On July 29, 2015, two members of the U.S. House of Representatives1 introduced draft legislation for public comment that would provide U.S. companies with a significant tax break on profits derived from qualifying intellectual property (IP) – including patents, inventions, formulas, processes, designs, know-how and any product that is produced using any such IP.2The goal of this legislation, known as the Innovation Promotion Act of 2015, is to stimulate innovation by U.S. companies and to help keep high paying jobs in America. Various European countries have introduced similar legislation in recent years.3 Given its bipartisan support, the tax break on income derived from qualifying IP may be enacted into law in one form or another sometime this fall.
The proposed legislation would enable a company to deduct 71 percent of income derived from qualifying IP or 71 percent of their taxable income, if less.4 This translates to an effective income tax rate of about 10.15 percent on income derived from qualifying IP, down from the top corporate income tax rate of 35 percent. Even if this effective income tax rate is raised above 10 percent during the legislative process, this can still result in significant tax saving on income derived from qualifying IP.
The proposed legislation indicates that the tax savings would be effective for tax years after the date of enactment. Companies who already own patents and have pending patent applications at the United States Patent and Trademark Office (USPTO) on their products or services stand to benefit under this legislation. Companies who don’t own patents or don’t have pending patent applications at the USPTO on their products or services should consider whether they can apply for patent protection on their products or services. Since there are very strict non-extendable deadlines for filing patent applications after a product or service has been offered for sale, sold, or made publically available, companies should now consider what additional patent protection they can obtain for their products or services. Companies should also consider continuing to pay maintenance fees on issued patents that were previously considered to have lower value.

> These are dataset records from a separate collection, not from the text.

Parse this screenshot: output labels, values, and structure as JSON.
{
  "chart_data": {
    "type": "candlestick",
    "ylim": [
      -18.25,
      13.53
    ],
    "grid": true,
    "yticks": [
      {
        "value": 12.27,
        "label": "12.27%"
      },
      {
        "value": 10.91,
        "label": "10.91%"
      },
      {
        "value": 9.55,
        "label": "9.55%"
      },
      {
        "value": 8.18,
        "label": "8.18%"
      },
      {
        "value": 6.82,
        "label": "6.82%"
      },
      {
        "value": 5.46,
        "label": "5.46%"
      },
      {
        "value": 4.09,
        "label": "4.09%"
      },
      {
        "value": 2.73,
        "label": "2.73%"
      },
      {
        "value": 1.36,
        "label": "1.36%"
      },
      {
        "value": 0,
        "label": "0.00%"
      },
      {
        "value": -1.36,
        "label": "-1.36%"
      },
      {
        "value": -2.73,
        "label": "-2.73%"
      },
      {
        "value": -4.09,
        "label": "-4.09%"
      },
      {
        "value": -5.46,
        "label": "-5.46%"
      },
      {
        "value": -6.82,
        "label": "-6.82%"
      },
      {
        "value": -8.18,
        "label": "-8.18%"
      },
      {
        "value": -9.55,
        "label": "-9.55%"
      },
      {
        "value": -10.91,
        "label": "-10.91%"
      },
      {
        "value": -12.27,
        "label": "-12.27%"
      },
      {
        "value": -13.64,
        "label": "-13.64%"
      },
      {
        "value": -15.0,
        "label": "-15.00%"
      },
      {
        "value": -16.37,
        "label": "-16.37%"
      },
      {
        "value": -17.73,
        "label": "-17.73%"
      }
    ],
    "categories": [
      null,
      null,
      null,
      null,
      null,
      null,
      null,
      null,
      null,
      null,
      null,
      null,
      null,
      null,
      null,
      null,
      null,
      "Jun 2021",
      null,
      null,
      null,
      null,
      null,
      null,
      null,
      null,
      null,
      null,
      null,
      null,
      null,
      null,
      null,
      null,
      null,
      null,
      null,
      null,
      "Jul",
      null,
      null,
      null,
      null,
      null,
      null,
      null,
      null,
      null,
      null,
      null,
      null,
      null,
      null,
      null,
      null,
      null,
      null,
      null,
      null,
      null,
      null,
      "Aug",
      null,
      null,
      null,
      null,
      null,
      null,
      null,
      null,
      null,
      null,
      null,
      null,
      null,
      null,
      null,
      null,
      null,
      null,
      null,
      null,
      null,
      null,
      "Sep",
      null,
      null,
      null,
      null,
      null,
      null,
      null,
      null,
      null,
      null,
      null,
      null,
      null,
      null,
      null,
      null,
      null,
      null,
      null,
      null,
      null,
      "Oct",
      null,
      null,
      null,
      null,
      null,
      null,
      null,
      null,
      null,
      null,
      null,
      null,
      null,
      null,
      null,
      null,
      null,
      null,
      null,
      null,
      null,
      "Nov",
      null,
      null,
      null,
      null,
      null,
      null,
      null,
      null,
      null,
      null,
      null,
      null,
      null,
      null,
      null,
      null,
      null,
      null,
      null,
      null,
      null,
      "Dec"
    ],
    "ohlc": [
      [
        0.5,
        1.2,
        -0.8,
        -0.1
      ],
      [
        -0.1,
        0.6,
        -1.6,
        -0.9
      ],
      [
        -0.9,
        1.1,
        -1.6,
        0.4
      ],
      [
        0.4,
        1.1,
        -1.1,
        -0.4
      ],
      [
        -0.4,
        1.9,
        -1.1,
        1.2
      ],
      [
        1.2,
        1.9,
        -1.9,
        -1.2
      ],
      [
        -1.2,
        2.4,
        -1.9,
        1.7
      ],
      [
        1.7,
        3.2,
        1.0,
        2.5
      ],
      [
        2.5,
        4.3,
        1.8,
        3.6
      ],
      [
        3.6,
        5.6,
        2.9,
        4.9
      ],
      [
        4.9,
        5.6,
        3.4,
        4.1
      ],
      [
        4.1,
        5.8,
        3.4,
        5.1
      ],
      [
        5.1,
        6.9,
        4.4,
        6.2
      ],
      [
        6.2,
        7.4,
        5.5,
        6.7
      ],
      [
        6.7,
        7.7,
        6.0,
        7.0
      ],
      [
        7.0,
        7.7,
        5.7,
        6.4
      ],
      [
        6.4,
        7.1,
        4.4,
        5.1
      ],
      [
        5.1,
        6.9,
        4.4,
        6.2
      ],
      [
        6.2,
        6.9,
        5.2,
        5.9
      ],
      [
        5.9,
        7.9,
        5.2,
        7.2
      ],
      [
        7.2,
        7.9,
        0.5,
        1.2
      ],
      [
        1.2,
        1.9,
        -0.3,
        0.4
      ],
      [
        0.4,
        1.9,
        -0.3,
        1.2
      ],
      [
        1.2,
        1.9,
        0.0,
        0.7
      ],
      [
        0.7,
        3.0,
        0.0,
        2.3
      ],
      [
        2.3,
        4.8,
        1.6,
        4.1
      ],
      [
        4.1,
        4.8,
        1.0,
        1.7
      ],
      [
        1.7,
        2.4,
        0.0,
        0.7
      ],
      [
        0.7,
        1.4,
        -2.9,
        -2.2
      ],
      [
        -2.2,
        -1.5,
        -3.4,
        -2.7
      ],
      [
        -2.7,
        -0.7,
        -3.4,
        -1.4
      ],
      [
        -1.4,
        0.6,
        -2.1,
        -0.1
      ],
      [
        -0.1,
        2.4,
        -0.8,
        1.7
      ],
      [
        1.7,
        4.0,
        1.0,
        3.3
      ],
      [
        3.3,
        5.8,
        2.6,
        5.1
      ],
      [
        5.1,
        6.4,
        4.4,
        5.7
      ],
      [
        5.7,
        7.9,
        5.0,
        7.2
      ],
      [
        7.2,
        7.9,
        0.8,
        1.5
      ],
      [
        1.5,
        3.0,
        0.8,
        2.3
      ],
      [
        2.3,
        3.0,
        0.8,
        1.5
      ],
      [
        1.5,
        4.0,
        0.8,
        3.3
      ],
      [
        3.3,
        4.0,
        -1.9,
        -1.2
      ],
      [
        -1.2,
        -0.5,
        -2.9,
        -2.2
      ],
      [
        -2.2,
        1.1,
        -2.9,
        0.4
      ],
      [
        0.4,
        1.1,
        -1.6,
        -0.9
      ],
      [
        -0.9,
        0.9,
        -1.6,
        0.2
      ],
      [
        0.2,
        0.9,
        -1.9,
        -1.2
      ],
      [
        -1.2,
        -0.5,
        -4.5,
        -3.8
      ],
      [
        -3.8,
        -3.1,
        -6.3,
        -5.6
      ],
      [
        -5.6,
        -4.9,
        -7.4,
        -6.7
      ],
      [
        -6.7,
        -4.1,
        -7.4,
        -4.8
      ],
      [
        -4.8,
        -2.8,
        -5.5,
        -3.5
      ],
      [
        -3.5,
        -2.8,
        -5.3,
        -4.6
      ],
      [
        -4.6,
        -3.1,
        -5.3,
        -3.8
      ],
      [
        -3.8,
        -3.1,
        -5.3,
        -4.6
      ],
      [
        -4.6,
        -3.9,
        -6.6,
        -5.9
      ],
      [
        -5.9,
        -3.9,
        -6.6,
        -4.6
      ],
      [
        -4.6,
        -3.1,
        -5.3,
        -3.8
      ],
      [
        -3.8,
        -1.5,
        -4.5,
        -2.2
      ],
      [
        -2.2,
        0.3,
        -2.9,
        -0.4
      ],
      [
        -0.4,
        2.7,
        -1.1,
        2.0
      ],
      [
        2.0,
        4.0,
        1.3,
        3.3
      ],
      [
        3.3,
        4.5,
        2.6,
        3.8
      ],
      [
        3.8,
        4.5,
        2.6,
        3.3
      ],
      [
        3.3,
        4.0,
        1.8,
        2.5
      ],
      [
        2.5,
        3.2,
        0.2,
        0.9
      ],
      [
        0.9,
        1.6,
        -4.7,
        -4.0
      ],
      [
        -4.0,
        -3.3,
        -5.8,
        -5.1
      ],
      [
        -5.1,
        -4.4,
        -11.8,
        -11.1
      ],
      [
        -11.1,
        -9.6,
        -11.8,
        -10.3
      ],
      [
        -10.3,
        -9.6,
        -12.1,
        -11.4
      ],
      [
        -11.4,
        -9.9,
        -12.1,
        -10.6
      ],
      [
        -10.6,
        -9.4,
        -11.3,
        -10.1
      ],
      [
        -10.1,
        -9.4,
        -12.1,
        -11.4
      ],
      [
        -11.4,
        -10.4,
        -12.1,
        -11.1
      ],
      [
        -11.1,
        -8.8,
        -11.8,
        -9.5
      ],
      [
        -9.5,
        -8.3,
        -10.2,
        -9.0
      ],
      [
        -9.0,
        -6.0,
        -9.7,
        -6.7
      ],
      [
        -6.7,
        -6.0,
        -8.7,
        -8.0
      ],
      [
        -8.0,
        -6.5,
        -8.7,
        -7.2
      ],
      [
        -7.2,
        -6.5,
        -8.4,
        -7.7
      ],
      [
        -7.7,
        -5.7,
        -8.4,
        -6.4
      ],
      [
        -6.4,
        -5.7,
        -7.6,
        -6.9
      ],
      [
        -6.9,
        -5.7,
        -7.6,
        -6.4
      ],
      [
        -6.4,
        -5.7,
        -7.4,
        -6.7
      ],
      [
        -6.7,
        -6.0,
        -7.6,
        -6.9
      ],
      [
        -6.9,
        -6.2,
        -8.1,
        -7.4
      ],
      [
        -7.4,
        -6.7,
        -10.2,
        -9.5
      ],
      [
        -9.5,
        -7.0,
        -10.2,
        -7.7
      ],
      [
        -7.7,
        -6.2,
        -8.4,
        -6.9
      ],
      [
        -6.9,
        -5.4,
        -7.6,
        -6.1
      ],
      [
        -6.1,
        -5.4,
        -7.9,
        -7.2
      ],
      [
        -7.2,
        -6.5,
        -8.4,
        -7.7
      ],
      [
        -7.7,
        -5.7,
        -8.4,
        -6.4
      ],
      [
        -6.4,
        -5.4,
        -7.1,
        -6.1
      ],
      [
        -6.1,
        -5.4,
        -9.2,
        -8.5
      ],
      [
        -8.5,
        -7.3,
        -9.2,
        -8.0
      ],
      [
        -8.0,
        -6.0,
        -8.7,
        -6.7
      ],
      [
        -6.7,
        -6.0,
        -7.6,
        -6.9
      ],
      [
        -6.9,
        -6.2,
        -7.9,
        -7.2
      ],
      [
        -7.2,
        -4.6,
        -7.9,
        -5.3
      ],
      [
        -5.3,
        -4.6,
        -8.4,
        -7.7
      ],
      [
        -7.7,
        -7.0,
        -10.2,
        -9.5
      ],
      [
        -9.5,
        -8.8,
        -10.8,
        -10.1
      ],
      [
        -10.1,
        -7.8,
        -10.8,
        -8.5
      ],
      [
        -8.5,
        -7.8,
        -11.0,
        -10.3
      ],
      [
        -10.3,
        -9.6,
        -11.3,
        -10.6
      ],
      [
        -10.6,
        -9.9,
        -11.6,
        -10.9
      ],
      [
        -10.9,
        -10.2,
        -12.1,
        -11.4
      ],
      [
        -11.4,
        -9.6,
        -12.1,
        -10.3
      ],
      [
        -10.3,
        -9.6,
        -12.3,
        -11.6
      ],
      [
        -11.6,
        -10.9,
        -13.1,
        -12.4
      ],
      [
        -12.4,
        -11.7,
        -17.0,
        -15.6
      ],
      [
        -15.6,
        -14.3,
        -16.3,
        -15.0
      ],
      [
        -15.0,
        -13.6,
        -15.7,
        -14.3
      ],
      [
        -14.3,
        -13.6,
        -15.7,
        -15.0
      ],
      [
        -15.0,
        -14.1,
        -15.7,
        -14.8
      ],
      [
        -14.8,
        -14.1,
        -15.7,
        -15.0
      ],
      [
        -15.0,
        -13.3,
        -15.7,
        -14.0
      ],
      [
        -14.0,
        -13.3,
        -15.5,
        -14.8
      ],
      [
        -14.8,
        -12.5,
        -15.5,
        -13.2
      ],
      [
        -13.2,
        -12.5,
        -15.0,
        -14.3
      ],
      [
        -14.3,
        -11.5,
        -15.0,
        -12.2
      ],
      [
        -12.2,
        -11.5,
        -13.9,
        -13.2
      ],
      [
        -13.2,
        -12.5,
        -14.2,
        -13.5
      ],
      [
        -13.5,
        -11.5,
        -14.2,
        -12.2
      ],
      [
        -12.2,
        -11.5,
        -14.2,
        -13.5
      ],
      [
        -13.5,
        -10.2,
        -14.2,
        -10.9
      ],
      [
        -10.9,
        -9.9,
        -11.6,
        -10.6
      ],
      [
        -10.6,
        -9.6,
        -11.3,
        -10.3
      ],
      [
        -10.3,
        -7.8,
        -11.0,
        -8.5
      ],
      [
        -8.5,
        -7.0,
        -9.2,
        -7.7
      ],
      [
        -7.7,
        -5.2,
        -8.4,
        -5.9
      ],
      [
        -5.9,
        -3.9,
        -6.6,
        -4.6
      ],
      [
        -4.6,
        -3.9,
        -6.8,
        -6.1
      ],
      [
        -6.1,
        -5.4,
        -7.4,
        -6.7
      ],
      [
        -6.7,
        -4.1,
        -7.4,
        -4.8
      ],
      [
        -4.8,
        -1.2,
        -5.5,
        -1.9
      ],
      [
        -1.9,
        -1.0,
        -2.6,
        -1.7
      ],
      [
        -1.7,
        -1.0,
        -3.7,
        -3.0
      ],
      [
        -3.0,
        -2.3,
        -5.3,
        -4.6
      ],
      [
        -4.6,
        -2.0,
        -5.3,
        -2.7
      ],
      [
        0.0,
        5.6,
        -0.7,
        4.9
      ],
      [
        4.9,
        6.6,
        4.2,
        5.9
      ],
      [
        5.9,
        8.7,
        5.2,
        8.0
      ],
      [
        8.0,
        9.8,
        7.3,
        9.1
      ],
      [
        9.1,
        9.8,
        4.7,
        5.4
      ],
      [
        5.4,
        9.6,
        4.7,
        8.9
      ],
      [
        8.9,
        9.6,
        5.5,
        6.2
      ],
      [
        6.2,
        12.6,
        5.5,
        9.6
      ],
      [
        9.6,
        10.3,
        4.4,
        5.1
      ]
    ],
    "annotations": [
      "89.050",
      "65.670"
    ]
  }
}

Thus, even before this legislation is enacted, companies should review their product innovation pipeline and consider stepping up their U.S. research and development programs together with their patent application and other IP filings to maximize their opportunity to benefit from this potentially significant tax break.
1 U.S. House of Representatives Charles Boustany (R-LA) and Richard Neal (D-MA).
2 See, http://waysandmeans.house.gov/wp-content/uploads/2015/07/Innovation-Box-2015-Bill-Text.pdf.
3 For example, Belgium, Cyprus, France, Hungary, Luxembourg, Netherlands, Spain and the United Kingdom have introduced similar schemes. See, e.g., https://www.gov.uk/corporation-tax-the-patent-box.
4 According to the U.S. House Ways and Committee website at http://waysandmeans.house.gov/the-innovation-box-what-it-is-and-why-we-need-it/, the proposed formula for determining how a U.S. company would compute its taxes on IP-related income is: (1) Identify gross receipts attributable to certain technology-based IP, (2) Subtract any related costs to determine the net profit from the IP, (3) Multiply this IP profit by the ratio of domestic R&D costs to total costs, and (4) Apply a 10 percent tax rate to the resulting profit (instead of the general 35 percent corporate rate).